Le rejet des amendements du gouvernement par l'Assemblée nationale, suivi de l'adoption des propositions issues des concertations et des Assises nationales, constitue un fait politique majeur. Au-delà du contenu des textes, il invite à une réflexion sur le fonctionnement de nos institutions.
Dans ces conditions, l'hypothèse d'un référendum soulève une question de principe : pourquoi consulter à nouveau le peuple alors que ses représentants, élus au suffrage universel, se sont déjà clairement prononcés ?
Certes, la Constitution peut prévoir le recours au référendum sur certaines questions. Le peuple demeure le souverain. Mais la démocratie ne repose pas uniquement sur l'expression directe de cette souveraineté. Elle s'appuie également sur les institutions que le peuple met en place pour exercer cette souveraineté de manière permanente, au premier rang desquelles figure l'Assemblée nationale.
Dès lors, une interrogation mérite d'être posée : un référendum serait-il destiné à résoudre une véritable impasse institutionnelle ou à rechercher une légitimité populaire différente de celle exprimée par le Parlement ?
Si le référendum permet de trancher une question d'intérêt national dans le respect de la Constitution, il peut renforcer la légitimité d'une réforme. En revanche, s'il est perçu comme un moyen de revenir sur une décision parlementaire défavorable, il pourrait ouvrir un débat sur l'équilibre entre démocratie représentative et démocratie directe.

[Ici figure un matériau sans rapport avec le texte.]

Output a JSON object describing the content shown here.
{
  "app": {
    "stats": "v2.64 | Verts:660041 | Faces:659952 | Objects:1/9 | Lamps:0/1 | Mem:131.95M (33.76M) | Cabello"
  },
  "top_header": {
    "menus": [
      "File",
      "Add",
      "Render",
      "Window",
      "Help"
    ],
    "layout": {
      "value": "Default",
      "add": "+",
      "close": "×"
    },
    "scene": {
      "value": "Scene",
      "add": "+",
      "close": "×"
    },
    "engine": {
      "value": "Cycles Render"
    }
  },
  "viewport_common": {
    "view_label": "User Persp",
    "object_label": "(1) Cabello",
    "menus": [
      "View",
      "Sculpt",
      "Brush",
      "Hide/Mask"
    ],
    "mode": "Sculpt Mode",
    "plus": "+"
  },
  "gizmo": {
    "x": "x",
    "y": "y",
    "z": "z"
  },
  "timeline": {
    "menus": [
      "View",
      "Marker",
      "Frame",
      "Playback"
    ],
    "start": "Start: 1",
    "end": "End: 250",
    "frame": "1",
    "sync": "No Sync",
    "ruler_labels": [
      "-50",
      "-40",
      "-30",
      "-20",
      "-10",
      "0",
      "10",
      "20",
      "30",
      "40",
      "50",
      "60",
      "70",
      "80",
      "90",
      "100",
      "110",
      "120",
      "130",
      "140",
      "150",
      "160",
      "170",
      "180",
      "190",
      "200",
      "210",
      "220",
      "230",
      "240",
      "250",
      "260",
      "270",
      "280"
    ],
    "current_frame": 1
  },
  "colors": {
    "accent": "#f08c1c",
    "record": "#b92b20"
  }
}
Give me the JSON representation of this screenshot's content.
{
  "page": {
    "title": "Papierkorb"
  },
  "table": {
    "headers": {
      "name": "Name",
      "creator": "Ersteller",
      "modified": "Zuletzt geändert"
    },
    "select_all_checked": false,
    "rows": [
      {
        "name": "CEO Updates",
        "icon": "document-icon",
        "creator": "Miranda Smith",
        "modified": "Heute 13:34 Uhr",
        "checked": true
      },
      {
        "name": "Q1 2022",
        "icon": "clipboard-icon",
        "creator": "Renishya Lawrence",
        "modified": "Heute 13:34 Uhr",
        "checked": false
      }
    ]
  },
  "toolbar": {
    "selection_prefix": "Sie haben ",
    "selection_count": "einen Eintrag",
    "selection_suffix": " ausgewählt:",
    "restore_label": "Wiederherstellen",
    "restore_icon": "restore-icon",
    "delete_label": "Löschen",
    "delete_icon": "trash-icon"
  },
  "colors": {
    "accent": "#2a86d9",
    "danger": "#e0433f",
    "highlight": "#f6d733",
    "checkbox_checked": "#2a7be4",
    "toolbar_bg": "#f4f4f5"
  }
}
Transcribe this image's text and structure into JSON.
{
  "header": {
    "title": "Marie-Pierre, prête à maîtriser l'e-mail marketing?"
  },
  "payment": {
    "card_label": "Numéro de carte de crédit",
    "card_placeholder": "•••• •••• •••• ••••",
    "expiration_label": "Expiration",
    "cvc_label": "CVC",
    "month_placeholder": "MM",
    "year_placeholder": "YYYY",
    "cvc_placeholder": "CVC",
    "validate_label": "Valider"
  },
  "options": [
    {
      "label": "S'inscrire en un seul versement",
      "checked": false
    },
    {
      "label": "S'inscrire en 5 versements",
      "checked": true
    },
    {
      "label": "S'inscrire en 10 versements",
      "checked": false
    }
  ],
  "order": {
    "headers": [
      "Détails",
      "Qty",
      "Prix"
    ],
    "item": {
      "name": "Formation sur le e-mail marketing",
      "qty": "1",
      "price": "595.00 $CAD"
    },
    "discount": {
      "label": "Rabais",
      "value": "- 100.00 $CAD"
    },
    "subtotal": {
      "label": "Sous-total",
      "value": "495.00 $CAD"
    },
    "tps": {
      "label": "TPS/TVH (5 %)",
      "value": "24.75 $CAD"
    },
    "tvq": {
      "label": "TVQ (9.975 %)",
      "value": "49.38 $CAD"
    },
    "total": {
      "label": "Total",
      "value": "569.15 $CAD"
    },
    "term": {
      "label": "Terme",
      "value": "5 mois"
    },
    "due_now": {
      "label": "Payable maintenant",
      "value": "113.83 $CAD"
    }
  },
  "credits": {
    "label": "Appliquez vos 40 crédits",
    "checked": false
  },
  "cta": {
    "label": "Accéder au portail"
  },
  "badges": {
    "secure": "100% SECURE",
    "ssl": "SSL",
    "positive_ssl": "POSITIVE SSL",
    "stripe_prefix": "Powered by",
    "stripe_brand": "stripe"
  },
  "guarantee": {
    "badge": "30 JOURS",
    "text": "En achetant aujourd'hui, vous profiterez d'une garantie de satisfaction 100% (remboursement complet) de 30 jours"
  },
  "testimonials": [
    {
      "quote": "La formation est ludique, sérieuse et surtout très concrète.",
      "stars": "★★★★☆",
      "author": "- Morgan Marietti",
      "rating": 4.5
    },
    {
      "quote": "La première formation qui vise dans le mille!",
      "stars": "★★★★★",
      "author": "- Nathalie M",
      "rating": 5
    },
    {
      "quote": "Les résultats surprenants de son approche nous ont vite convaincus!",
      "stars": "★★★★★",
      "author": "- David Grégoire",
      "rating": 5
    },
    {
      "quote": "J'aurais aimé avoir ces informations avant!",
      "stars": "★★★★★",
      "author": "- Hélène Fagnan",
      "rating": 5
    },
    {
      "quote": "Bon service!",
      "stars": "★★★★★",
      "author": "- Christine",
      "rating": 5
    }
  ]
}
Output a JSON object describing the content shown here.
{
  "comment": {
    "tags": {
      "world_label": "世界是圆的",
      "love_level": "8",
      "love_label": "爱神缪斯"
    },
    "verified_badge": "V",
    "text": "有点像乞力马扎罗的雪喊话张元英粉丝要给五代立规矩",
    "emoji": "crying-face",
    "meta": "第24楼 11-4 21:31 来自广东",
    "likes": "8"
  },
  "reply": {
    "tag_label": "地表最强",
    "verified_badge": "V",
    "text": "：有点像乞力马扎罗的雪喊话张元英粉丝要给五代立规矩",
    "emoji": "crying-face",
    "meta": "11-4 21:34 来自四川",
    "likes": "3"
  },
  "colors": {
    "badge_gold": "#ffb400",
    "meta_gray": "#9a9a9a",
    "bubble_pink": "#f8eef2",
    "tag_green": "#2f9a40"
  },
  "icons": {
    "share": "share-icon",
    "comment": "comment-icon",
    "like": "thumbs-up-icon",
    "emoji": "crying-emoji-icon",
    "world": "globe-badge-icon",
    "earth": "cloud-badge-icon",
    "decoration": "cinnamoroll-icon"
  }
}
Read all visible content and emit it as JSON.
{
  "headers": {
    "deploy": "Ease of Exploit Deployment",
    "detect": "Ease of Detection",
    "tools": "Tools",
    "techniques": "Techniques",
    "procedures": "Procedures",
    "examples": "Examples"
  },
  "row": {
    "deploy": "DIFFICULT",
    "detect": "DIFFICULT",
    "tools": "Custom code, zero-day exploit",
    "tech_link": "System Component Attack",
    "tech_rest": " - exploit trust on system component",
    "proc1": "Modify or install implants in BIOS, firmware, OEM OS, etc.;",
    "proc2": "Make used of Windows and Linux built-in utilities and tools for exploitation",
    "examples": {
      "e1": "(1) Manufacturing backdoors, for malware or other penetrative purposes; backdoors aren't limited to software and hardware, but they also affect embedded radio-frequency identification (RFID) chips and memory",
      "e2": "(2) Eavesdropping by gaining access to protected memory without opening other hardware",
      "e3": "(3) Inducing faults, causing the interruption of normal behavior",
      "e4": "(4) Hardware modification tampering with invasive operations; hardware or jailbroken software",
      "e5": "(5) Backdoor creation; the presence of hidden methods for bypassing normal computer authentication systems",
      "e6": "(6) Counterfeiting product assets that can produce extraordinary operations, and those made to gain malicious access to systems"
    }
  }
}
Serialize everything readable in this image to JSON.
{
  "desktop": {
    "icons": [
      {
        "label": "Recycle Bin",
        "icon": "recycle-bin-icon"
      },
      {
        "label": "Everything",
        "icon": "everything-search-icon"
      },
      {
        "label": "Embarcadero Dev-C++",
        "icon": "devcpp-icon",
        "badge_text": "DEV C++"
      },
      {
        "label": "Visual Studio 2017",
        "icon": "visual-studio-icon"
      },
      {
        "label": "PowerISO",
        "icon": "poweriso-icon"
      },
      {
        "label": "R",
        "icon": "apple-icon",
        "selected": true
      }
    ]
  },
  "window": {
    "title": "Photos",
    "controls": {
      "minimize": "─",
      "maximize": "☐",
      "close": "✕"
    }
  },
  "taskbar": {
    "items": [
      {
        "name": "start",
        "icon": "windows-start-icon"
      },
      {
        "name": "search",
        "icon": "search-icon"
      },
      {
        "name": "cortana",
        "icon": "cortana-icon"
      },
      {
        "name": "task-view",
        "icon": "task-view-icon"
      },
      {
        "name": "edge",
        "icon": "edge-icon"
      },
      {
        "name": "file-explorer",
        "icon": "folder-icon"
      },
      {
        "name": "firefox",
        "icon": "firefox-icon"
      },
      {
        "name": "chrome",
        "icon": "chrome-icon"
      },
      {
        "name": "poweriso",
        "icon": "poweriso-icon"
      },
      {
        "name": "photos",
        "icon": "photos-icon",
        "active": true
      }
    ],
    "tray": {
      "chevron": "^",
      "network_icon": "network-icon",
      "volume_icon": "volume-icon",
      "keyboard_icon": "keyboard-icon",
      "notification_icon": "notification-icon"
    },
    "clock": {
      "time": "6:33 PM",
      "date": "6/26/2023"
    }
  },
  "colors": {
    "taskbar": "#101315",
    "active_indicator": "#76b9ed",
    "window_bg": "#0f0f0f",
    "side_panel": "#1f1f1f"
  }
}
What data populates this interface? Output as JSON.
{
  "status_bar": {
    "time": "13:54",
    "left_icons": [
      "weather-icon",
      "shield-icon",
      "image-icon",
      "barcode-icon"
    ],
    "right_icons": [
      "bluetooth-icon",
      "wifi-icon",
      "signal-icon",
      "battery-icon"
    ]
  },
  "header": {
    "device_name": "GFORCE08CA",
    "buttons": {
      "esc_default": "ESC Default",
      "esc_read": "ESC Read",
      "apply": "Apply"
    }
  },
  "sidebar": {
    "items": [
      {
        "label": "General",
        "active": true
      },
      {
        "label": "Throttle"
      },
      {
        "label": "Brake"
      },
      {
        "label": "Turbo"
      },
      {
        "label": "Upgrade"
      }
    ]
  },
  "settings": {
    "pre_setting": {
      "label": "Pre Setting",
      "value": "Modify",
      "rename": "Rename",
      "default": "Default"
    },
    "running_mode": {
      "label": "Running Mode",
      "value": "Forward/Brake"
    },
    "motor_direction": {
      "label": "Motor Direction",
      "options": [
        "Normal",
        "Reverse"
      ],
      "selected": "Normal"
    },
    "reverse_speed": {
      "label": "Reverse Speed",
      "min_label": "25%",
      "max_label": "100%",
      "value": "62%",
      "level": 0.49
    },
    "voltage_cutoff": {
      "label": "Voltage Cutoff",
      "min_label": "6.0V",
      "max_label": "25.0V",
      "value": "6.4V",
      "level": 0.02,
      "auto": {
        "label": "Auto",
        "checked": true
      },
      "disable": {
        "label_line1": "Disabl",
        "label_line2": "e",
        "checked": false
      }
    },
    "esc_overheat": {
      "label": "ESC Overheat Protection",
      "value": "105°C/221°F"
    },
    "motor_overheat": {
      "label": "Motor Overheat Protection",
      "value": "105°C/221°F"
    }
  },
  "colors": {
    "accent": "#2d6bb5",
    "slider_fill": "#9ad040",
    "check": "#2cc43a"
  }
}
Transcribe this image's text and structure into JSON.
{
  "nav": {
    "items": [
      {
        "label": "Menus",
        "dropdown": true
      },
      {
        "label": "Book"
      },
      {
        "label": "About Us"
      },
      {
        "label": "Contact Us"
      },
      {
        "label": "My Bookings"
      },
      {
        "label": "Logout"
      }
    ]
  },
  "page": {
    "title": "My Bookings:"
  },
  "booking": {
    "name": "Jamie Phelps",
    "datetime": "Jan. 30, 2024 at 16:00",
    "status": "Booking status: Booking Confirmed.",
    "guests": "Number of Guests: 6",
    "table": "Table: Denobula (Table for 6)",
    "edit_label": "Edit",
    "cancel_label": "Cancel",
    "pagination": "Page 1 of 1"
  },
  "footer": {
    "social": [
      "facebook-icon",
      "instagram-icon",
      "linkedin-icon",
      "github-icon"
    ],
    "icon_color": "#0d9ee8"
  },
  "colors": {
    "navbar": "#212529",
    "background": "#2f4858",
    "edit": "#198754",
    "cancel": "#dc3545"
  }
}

L'enjeu dépasse donc le contenu de la réforme. Il concerne la place des institutions dans notre République. L'Assemblée nationale est-elle appelée à être le lieu privilégié de la décision politique, ou ses choix peuvent-ils être systématiquement remis en discussion lorsqu'ils ne correspondent pas à la position de l'exécutif ?
Inversement, si un référendum confirmait la position du pouvoir, celui-ci bénéficierait d'une légitimité populaire directe. Mais cette issue soulèverait à son tour une question : quel précédent créerait-elle pour les relations futures entre le pouvoir exécutif et le Parlement ?
Ces interrogations ne remettent en cause ni la souveraineté du peuple ni la légitimité des institutions. Elles invitent simplement à réfléchir à la manière de concilier ces deux exigences, afin de préserver l'équilibre des pouvoirs, la stabilité institutionnelle et la confiance des citoyens dans notre démocratie.
Le véritable défi n'est peut-être pas de savoir qui détient la légitimité, mais comment faire coexister harmonieusement la légitimité populaire, la légitimité parlementaire et le respect de l'État de droit.